プラークが石灰化して歯石になると、通常のブラッシングでは取り除けなくなり、歯周病は悪化します。歯と歯肉が付着しているすき間に「歯周ポケット」ができて、さらに炎症が歯肉の内部まで進行すると、歯肉溝が深くなってきます。やがて歯根膜(歯と歯槽骨を繋いでいる組織)や歯槽骨が破壊され、歯を支える力が次第に弱くなって、歯はグラついてきます。このままの状態を放置すると、最終的に歯は抜けてしまいます。
歯周病のセルフチェック
下記のような症状を覚えたら、早めにご相談ください。
- 朝起きた時などに、口の中がネバネバする
- 歯磨きをした時に、歯茎から血が出る
- 歯と歯の間の「すき間」が広がってきた
- 歯茎が腫れたり、膿が出たりする
- 歯茎の色が、赤色や紫色に変化した
- 歯茎が下がり、歯が長くなったように見える
- 揺れている歯がある
- 歯茎がむず痒い
- 歯ぎしりをする
- 口臭が気になる
- 口内炎が生じやすい
- 硬いものを噛むと痛む
- 冷たいものを含むとしみる
当院での歯周病治療
スケーリング
スケーリングとは、歯石を除去することです。歯周ポケットの中に隠れている歯石を、スケーラー(歯石を除去するための専用器具)を使って取り除きます。
歯石の中にはたくさんの細菌が棲んでおり、そのままにしておくと、細菌が歯周組織を破壊してしまいます。
そのため歯周病の原因であるポケット内の歯石を取り除くことが、歯周病の予防と治療には大切なのです。
ルートプレーニング
ルートプレーニングとは、目に見えない歯周ポケット深部に入り込んだ歯石をスケーラーで取り除き、さらに歯根を滑らかな面に仕上げる治療です。
歯周ポケットが深いと、歯肉の下に歯石が付着してしまいます。また、歯根には細菌が出す“毒素”が根面に浸透していきます。そうした歯石や細菌を除去し、根面の汚染物質を取り除くのが、ルートプレーニングです。

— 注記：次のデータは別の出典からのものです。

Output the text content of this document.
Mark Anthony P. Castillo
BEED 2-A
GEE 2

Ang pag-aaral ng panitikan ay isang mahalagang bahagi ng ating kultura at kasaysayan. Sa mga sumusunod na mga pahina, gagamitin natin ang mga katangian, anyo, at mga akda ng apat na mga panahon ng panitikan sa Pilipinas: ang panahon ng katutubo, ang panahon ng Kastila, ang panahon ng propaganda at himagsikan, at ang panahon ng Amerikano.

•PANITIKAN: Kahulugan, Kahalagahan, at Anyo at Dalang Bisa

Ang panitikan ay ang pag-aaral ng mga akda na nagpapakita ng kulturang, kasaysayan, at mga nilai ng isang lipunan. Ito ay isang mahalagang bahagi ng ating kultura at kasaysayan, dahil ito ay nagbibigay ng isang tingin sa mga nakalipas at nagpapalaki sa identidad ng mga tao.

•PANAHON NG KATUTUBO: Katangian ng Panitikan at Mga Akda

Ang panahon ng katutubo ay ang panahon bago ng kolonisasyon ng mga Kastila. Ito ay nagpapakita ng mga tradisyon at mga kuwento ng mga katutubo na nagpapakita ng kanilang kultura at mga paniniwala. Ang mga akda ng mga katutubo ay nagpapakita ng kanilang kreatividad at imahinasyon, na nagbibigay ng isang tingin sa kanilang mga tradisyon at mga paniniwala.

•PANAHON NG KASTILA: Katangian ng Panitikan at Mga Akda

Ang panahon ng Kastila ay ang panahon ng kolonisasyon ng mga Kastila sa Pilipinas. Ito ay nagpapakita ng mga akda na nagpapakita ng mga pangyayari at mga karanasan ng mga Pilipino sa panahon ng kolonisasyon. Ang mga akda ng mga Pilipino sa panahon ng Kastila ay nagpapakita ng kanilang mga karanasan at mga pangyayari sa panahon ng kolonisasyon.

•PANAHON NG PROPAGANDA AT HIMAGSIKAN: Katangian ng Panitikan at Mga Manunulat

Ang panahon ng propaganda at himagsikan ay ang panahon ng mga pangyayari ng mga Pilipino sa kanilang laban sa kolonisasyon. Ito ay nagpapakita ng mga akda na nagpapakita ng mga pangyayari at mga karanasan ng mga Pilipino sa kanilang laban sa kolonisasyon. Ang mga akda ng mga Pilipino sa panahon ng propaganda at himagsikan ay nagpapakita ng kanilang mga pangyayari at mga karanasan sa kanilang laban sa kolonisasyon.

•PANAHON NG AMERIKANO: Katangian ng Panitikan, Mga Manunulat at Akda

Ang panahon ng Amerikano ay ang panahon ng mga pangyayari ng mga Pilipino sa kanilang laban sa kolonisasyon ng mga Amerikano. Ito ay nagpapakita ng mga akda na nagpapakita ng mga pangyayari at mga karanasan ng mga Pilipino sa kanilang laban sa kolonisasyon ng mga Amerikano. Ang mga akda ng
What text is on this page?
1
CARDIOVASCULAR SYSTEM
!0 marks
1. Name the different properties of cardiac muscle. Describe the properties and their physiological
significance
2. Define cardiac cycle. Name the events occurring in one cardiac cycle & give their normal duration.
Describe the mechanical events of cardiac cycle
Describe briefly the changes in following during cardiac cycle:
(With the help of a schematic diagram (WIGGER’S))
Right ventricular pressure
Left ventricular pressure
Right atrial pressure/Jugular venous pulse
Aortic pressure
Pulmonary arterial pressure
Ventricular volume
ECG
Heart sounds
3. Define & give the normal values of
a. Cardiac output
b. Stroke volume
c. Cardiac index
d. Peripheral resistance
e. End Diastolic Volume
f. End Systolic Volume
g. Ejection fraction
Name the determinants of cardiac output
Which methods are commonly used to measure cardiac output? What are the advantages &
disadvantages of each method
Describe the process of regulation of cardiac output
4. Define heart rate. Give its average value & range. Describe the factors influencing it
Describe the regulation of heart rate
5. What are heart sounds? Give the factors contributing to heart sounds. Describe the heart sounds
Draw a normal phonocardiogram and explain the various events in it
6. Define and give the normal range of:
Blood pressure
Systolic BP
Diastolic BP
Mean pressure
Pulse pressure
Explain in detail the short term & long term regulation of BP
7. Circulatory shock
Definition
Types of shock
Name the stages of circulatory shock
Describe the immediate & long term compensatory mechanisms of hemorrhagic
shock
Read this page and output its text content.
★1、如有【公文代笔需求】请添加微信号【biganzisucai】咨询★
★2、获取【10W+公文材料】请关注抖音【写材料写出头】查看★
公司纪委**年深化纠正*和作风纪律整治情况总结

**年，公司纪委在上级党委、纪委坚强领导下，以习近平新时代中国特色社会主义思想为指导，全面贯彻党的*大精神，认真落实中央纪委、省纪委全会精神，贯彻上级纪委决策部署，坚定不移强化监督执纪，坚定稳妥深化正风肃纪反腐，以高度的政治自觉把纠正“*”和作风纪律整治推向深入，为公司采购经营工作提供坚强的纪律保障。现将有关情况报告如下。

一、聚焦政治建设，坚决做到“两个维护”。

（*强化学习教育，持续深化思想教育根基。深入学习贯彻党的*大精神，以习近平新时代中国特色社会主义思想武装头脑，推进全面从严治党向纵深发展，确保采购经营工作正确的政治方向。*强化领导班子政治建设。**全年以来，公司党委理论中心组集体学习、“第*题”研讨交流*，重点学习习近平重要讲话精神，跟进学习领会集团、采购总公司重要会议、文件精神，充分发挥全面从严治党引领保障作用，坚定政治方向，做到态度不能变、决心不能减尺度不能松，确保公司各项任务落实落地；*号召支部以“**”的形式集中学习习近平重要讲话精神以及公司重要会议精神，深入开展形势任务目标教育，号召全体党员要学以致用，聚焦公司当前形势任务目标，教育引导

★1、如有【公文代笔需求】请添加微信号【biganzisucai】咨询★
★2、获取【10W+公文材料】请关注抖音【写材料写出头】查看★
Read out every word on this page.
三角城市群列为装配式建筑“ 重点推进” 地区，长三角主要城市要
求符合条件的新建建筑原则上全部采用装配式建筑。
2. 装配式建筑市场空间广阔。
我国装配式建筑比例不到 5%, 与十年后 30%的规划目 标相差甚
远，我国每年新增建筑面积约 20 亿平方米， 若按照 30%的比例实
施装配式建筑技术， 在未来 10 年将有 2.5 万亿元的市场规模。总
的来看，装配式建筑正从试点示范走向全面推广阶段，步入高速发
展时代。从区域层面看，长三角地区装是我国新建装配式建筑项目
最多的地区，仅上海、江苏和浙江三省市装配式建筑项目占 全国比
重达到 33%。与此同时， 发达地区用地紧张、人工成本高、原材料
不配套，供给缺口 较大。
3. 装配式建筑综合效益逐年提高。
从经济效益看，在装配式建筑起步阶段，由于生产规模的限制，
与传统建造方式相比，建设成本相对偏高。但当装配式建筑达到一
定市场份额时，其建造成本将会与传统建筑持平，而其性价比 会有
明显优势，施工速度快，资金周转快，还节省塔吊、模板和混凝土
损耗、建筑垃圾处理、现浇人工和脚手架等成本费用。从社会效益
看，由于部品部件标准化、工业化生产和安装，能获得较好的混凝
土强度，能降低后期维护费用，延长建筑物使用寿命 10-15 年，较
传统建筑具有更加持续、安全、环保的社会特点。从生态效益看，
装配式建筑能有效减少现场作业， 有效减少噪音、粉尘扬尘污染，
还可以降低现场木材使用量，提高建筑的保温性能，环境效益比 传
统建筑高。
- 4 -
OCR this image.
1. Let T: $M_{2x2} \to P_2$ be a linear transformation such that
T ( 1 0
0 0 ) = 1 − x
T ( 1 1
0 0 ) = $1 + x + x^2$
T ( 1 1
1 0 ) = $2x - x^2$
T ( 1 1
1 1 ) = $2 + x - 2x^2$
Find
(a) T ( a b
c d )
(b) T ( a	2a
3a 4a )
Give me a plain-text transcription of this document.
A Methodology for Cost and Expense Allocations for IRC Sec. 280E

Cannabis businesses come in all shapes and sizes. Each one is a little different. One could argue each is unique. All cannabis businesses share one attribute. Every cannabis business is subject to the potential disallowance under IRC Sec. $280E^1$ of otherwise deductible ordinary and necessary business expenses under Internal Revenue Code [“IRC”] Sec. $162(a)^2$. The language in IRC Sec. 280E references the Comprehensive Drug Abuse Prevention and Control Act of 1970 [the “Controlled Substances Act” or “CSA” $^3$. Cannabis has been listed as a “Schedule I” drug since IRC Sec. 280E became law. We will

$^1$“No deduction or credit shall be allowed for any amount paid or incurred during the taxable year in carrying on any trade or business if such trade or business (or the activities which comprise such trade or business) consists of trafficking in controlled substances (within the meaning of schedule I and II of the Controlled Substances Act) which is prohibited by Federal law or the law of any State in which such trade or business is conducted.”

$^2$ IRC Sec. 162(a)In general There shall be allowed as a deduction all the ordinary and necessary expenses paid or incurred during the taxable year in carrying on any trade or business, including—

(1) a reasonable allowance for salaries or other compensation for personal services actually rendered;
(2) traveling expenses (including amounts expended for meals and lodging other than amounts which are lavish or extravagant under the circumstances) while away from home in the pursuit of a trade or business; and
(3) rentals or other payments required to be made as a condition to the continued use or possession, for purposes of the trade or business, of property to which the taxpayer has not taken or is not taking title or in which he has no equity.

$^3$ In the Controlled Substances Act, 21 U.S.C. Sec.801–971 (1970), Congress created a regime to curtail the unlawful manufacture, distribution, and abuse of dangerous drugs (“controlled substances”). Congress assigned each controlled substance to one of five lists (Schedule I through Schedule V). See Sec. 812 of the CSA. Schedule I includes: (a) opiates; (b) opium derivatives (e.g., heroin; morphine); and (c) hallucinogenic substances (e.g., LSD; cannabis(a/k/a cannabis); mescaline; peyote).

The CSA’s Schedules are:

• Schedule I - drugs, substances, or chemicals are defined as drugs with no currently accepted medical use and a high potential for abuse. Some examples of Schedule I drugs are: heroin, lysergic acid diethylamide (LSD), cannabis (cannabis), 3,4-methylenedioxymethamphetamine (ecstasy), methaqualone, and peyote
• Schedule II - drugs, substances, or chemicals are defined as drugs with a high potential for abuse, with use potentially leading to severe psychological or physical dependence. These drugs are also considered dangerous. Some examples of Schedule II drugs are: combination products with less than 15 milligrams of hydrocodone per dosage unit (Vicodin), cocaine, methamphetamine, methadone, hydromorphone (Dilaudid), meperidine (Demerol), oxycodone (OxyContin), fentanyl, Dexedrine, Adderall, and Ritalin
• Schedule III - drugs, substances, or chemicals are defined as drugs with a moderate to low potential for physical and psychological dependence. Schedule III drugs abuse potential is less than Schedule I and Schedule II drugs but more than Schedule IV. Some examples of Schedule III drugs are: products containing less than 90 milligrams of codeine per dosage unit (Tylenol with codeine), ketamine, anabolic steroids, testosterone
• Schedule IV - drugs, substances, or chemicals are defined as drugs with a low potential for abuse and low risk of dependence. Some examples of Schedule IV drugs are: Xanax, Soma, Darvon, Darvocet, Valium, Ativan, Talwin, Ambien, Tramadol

ルートプレーニングはポケットの奥深くまでスケーラーを挿入するため、通常は局所麻酔をした上で行います。
フラップ手術(歯周外科治療)
フラップ手術とは、上記のルートプレーニングでは取り切れなかった、さらに深い部分の汚れや、歯垢、歯石を取り除く治療です。 ルートプレーニングと違う点は、歯肉に「切開」を加えることです。 切開により、歯肉の深い部分を直接目で見ることが可能になり、歯根の表面まできれいにすることができます。 なお、治療には麻酔を用いますので、痛みが出ることは、ほとんどありません(ただし患者さんによっては、治療後に腫れが生じることがあります)。
※歯周病の治療で大切なことは、定期的に歯科医院でメンテナンス処置を受けることと、日々の正しいブラッシングです。歯科に定期的に通っていても、毎日の汚れを落とさなければ、意味が無くなってしまいます。正しいブラッシング指導をお受けになり、それを励行していただきたいと思います。